The interactive map will, for the first time, allow policy makers, state agencies, corporate partners and individual advocates to develop integrated strategies to fight hunger on a community by community level.
According to Census Bureau’s Current Population Survey data analyzed as part of “Map the Meal Gap”, people struggling with hunger estimate they would need about $56 more each month on average during the months that they are food insecure to address the shortages in their food budget. On a county by county level, “Map the Meal Gap” shows that this shortfall represents an estimated 66,252,546 meals in Kansas on an annual basis.
“Map the Meal Gap” also provides critical information that has never been previously available — food insecurity rates for Congressional District. Previously, food insecurity data was only available at the state level in the USDA’s annual report. The study further analyzes each district’s food insecure population to determine their income eligibility for federal nutrition assistance. This data has the potential to redefine the way service providers and policy makers address areas of need.

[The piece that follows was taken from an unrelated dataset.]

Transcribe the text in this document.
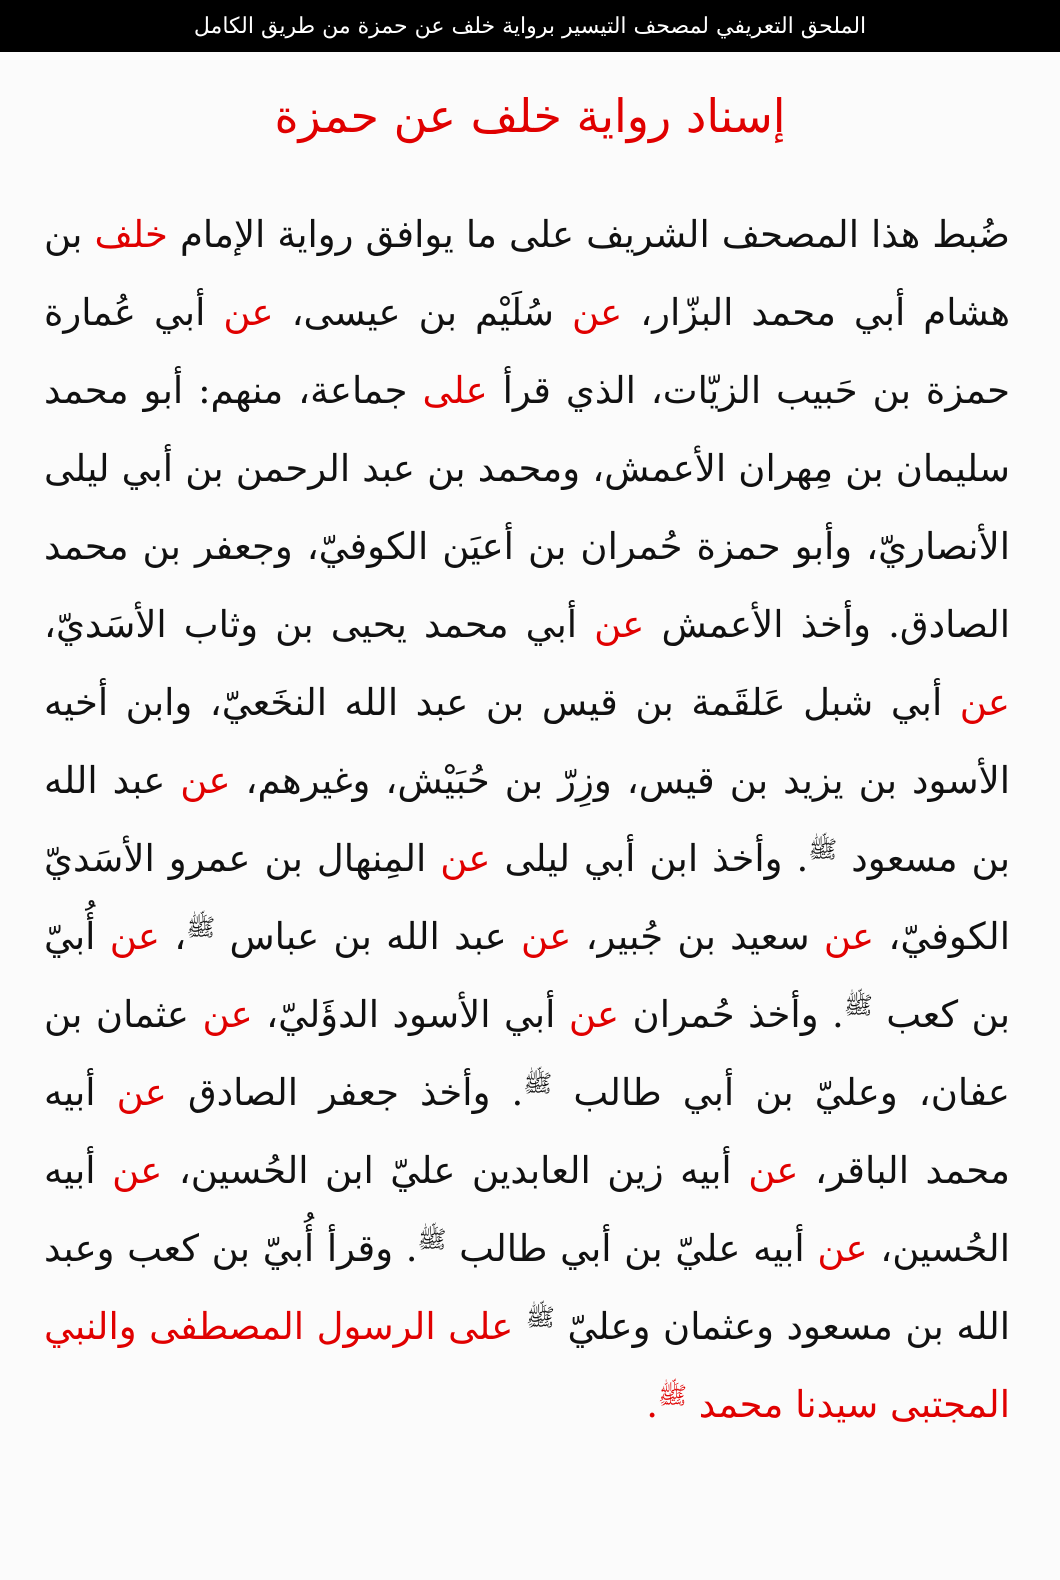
الملحق التعريفي لمصحف التيسير برواية خلف عن حمزة من طريق الكامل
إسناد رواية خلف عن حمزة
ضُبط هذا المصحف الشريف على ما يوافق رواية الإمام خلف بن هشام أبي محمد البزّار، عن سُلَيْم بن عيسى، عن أبي عُمارة حمزة بن حَبيب الزيّات، الذي قرأ على جماعة، منهم: أبو محمد سليمان بن مِهران الأعمش، ومحمد بن عبد الرحمن بن أبي ليلى الأنصاريّ، وأبو حمزة حُمران بن أعيَن الكوفيّ، وجعفر بن محمد الصادق. وأخذ الأعمش عن أبي محمد يحيى بن وثاب الأسَديّ، عن أبي شبل عَلقَمة بن قيس بن عبد الله النخَعيّ، وابن أخيه الأسود بن يزيد بن قيس، وزِرّ بن حُبَيْش، وغيرهم، عن عبد الله بن مسعود $^ﷺ$. وأخذ ابن أبي ليلى عن المِنهال بن عمرو الأسَديّ الكوفيّ، عن سعيد بن جُبير، عن عبد الله بن عباس $^ﷺ$، عن أُبيّ بن كعب $^ﷺ$. وأخذ حُمران عن أبي الأسود الدؤَليّ، عن عثمان بن عفان، وعليّ بن أبي طالب $^ﷺ$. وأخذ جعفر الصادق عن أبيه محمد الباقر، عن أبيه زين العابدين عليّ ابن الحُسين، عن أبيه الحُسين، عن أبيه عليّ بن أبي طالب $^ﷺ$. وقرأ أُبيّ بن كعب وعبد الله بن مسعود وعثمان وعليّ $^ﷺ$ على الرسول المصطفى والنبي المجتبى سيدنا محمد $^ﷺ$.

The findings of “Map the Meal Gap” are based on statistics collected by the U.S. Department of Agriculture, U.S. Census Bureau, and food price data from The Nielsen Company. The study was supported by The Howard G. Buffett Foundation and Nielsen.
“Map the Meal Gap” was conducted using well-established, transparent methods. Data were analyzed by Feeding America in partnership with Dr. Craig Gundersen, Associate Professor of Agricultural and Consumer Economics at the University of Illinois, Executive Director of the National Soybean Research Laboratory and member of Feeding America’s Technical Advisory Group.